One is, however, inclined to wonder whether this displayed identitarian spirit might also turn into a problem to obtain wider consensus. While the overwhelming support for the revolution (which is not only democratic) in society is undeniable and thus the central demand for a constituent assembly rallies a clear majority, this will certainly not be true for the communism let alone for the PCOT's particular brand. It is not by accident that some within the party proposed to change the name into Workers’ Party.
After a cultural program which not only stressed the communist heritage but also repeated the support for the Palestinian cause, came the central speech of Hamma Hammami, the leader of the PCOT, former political prisoner and widely recognized front figure against Ben Ali’s dictatorship. It touched central points of the current conflicts in Tunisia:
He insisted that the democratic revolution cannot be fulfilled if it does not become a social one, an anti-Zionist, an anti-imperialist one.

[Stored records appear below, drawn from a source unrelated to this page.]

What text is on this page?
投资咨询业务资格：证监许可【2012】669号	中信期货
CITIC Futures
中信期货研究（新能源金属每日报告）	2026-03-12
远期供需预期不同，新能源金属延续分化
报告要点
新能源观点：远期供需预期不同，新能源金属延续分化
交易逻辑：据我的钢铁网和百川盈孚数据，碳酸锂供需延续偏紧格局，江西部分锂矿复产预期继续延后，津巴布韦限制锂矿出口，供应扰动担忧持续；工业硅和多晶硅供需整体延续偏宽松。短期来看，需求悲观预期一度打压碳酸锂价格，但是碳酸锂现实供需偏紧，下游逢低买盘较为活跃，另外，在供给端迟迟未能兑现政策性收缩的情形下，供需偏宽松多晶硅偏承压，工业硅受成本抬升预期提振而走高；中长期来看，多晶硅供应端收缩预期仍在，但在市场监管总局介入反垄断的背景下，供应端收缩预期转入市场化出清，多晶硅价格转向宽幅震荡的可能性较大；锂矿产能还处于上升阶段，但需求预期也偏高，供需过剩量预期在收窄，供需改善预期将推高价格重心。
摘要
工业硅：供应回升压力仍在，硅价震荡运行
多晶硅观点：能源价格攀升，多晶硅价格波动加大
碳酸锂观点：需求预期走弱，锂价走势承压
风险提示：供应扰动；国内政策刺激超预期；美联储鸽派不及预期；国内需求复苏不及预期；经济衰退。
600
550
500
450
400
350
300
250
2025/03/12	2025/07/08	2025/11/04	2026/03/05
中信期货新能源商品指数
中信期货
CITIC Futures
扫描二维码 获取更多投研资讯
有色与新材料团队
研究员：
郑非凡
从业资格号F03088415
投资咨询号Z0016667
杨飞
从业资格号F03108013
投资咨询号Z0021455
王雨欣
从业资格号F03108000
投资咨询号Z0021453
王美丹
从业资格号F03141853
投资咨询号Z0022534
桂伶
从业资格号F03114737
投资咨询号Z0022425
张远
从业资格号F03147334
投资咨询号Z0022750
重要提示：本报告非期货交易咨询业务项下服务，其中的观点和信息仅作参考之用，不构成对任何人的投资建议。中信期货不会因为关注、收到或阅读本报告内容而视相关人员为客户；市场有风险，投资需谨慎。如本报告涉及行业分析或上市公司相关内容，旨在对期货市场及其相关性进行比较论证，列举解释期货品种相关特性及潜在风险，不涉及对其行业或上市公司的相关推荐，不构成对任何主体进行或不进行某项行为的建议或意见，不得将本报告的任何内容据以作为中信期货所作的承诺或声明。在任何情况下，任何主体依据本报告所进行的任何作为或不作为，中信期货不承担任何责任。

Actually the movement did head in this direction as it was not by accident that the miners paved the way for the toppling of Ben Ali.

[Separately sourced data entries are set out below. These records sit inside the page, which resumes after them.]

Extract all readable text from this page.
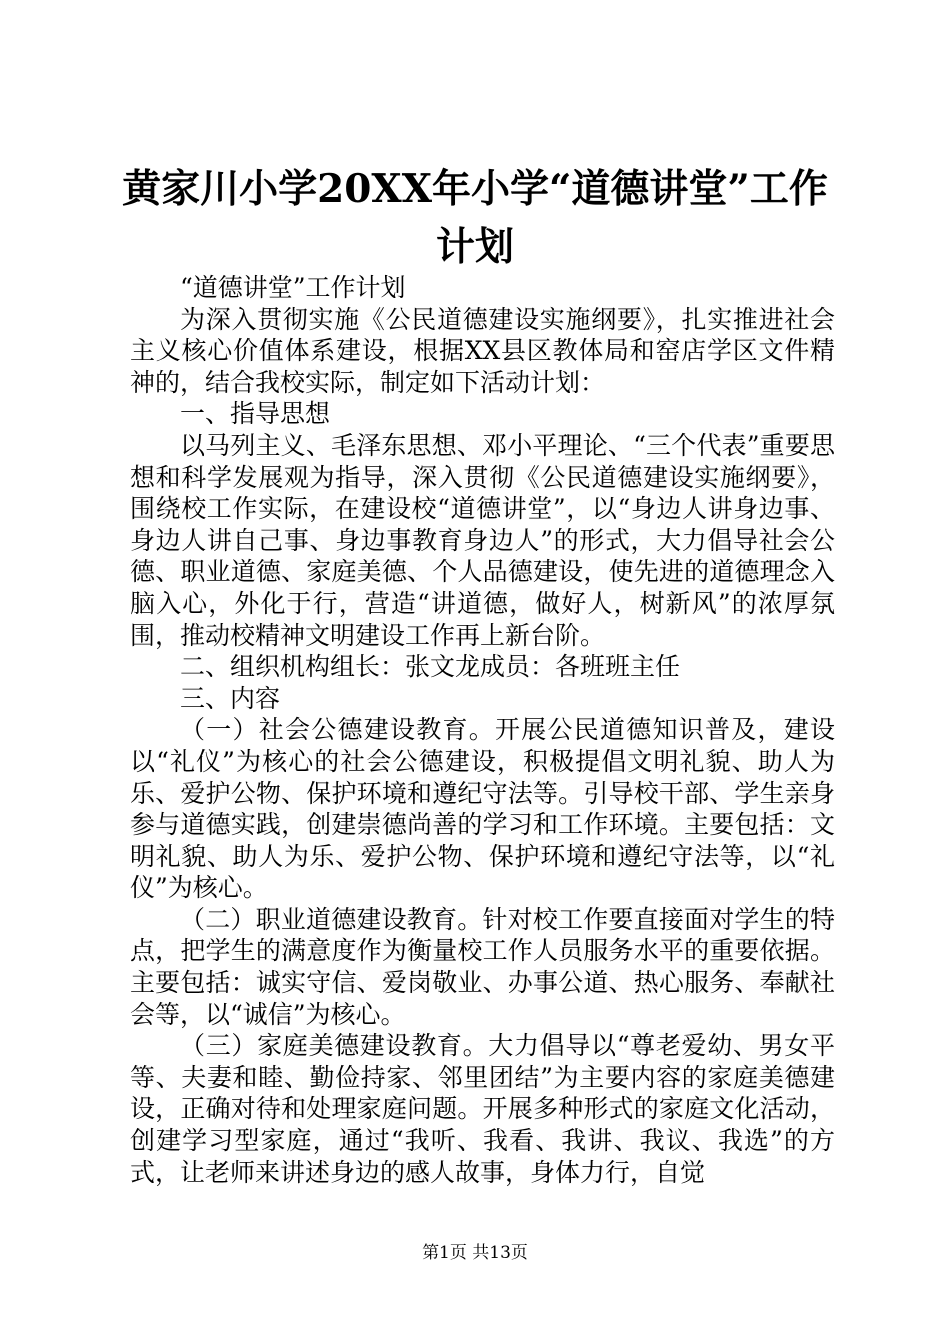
黄家川小学20XX年小学“道德讲堂”工作计划

“道德讲堂”工作计划

为深入贯彻实施《公民道德建设实施纲要》，扎实推进社会主义核心价值体系建设，根据XX县区教体局和窑店学区文件精神的，结合我校实际，制定如下活动计划：

一、指导思想

以马列主义、毛泽东思想、邓小平理论、“三个代表”重要思想和科学发展观为指导，深入贯彻《公民道德建设实施纲要》，围绕校工作实际，在建设校“道德讲堂”，以“身边人讲身边事、身边人讲自己事、身边事教育身边人”的形式，大力倡导社会公德、职业道德、家庭美德、个人品德建设，使先进的道德理念入脑入心，外化于行，营造“讲道德，做好人，树新风”的浓厚氛围，推动校精神文明建设工作再上新台阶。

二、组织机构组长：张文龙成员：各班班主任

三、内容

（一）社会公德建设教育。开展公民道德知识普及，建设以“礼仪”为核心的社会公德建设，积极提倡文明礼貌、助人为乐、爱护公物、保护环境和遵纪守法等。引导校干部、学生亲身参与道德实践，创建崇德尚善的学习和工作环境。主要包括：文明礼貌、助人为乐、爱护公物、保护环境和遵纪守法等，以“礼仪”为核心。

（二）职业道德建设教育。针对校工作要直接面对学生的特点，把学生的满意度作为衡量校工作人员服务水平的重要依据。主要包括：诚实守信、爱岗敬业、办事公道、热心服务、奉献社会等，以“诚信”为核心。

（三）家庭美德建设教育。大力倡导以“尊老爱幼、男女平等、夫妻和睦、勤俭持家、邻里团结”为主要内容的家庭美德建设，正确对待和处理家庭问题。开展多种形式的家庭文化活动，创建学习型家庭，通过“我听、我看、我讲、我议、我选”的方式，让老师来讲述身边的感人故事，身体力行，自觉

第1页 共13页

Hammami remembered, however, that the old elites still control the regime and that the old system so far has not changed much in terms of the societal structure. The poor continue to remain poor.
Actually we are faced with a counterrevolutionary regime which tries to stop the revolution by all means; Hammami said. For example the provisional government is reluctant to prepare the elections for the constituent assembly tacitly even trying to derail it. At this point Hammami called upon his people to register for the election and thus to help to transform the assembly into a revolutionary one.
Also at this point questions arise. While the inscription process is scheduled to be closed with the beginning of August, for the time being only a tiny percentage has registered. Certainly it is also possible to vote only by producing the identity card – as both PCOT and Ennahda demand. But the regime is likely to use this low inscription rate to delegimise the assembly. Some people think that the regime will even try to abort the elections. Under these condition the mere holding of the elections with strong popular participation is an act of continuation of the revolution. To achieve this, a co-operation with the Islamic forces seems necessary who also want the assembly to take shape.
Although Hammami in his speech defended Ennahda against the regime’s accusations to be behind some violent incidents, he nevertheless strongly lashed out against them on the question of the Islamic state and the Sharia laws. Given the fact that Ennahta has embraced a democratic state and thus the sovereignty of the people over legislation the attacks seems to echo the secularist sentiments – which apparently are also strong among the base of the PCOT. But these today play for the old regime who used to display itself as the saveguard for a secular state and continues to do so. Actually the main danger for the constituent assembly and the continuation of the revolution is exactly this secularist bloc which might even lead to abort the elections – remember the Algerian precedent.
Hammami closed with denouncing the NATO intervention in Libya and refusing any Imperialist intervention even under Arab disguise. He reiterated the support for the liberation of Palestine against Zionism.